My childhood dream was to become a comic artist, but a few failed art school applications later, I ended up at Carnegie Mellon University studying Astrophysics and Japanese. After graduation, I worked for two years as a software engineer at Morgan Stanley in Japan. I get a lot of surprised faces wondering what a techie/science geek is doing studying US-China relations in Nanjing, but globalization has really made international relations relevant to every field. Likewise, international relations has broadened in such a way that it requires the input of scholars from every field.

The depth and breadth of international relations is fully demonstrated at the HNC. My classmates and professors come from extremely eclectic academic and personal backgrounds. The courses offered cover history, law, philosophy, energy & resources, politics, etc. While many schools can boast an interdisciplinary curriculum, the HNC is distinct in its application of all subjects to US-China relations. For example, when President Barack Obama and President Xi Jinping signed the climate change agreement in APEC on November 12th, the professor of my Air Pollution class immediately prepared a presentation to discuss its impact the following day.

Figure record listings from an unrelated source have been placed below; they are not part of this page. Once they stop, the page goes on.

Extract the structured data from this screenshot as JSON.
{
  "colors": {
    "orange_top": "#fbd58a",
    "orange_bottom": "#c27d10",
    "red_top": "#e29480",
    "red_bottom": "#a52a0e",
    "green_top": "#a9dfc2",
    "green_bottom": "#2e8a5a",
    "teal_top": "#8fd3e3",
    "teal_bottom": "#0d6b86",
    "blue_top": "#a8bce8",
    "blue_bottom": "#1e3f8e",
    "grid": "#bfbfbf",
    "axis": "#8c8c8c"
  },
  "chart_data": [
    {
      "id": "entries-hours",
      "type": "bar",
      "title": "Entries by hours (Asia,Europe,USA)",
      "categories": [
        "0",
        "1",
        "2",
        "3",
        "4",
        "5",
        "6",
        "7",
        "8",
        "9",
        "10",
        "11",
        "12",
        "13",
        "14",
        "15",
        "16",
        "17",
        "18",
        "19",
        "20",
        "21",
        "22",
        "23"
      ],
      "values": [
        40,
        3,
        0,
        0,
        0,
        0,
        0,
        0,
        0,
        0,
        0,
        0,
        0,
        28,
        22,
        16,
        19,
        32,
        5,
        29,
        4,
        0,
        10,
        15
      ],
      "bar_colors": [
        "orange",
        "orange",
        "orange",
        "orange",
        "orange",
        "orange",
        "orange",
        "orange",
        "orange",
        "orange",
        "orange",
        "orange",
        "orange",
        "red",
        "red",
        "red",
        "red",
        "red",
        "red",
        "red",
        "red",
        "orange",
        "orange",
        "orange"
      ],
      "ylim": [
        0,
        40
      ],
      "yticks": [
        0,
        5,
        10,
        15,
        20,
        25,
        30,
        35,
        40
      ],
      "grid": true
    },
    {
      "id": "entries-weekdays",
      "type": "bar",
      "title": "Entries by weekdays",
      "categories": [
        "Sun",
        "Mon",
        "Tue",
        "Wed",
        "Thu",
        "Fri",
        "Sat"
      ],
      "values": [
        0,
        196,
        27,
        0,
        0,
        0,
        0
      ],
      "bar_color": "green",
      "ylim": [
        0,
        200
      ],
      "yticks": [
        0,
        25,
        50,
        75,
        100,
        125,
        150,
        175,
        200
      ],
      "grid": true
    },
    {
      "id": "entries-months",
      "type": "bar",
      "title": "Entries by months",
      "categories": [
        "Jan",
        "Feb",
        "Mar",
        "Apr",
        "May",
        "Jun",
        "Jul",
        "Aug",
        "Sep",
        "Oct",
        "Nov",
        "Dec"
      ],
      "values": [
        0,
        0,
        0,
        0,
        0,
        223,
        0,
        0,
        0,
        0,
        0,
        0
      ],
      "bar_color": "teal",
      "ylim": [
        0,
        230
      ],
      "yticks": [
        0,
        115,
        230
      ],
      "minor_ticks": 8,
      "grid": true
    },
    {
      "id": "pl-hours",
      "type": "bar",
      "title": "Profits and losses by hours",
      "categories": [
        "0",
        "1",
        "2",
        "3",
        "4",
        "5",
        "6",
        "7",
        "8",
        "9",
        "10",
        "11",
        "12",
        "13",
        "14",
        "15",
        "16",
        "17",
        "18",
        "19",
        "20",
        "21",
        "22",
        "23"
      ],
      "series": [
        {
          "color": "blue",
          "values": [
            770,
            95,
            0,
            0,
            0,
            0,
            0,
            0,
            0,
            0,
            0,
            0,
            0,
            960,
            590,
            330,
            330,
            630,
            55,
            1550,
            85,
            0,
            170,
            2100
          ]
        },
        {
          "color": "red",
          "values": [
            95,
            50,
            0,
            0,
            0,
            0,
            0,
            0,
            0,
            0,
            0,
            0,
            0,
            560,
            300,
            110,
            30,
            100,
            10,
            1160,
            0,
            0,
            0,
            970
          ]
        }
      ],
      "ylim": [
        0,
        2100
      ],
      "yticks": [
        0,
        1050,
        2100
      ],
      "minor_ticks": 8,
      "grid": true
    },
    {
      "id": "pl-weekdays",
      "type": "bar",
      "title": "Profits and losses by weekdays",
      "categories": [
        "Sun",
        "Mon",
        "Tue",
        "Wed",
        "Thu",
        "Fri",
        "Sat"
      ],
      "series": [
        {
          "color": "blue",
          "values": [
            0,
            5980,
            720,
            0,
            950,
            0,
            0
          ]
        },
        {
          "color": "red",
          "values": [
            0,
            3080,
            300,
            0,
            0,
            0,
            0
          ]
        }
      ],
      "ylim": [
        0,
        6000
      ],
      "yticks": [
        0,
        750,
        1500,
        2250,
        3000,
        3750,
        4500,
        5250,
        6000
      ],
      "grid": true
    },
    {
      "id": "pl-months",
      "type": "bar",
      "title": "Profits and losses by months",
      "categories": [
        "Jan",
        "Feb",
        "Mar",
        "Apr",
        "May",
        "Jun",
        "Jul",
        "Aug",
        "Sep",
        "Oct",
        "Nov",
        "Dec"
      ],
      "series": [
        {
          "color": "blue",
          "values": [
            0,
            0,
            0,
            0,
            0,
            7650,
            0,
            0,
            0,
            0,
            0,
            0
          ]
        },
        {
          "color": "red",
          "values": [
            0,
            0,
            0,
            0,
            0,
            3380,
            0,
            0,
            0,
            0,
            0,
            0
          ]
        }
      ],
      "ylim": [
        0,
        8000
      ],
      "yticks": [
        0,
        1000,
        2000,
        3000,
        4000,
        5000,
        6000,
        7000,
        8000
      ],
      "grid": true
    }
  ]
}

The students at the HNC are always ‘busy’. I say that in quotes because it’s the good kind of busy, the kind where we've chosen to be immersed in life, instead of drowning. In addition to taking classes, students are participating in intramural sports, music, moot court, entrepreneurial competitions, etc. Since everyone’s such a mixed bag of skills and experiences, there’s a general mindset that everyone can participate in anything. I’ve been getting boxing lessons from my classmates, while helping others in Japanese. Some of us go restaurant hopping; we recently mourned the closing of a beloved xiaolongbao restaurant. The HNC also offers Chinese cultural lessons such as erhu and calligraphy. I signed up for the erhu lessons, and it’s good fun to have a group of violin and piano players in a room together trying to learn a two-stringed instrument.

Alas, I am off to go be ‘busy’ by sitting in on the humanitarian law moot court practice rounds. The HNC team is going off to competitions in Changchun this weekend.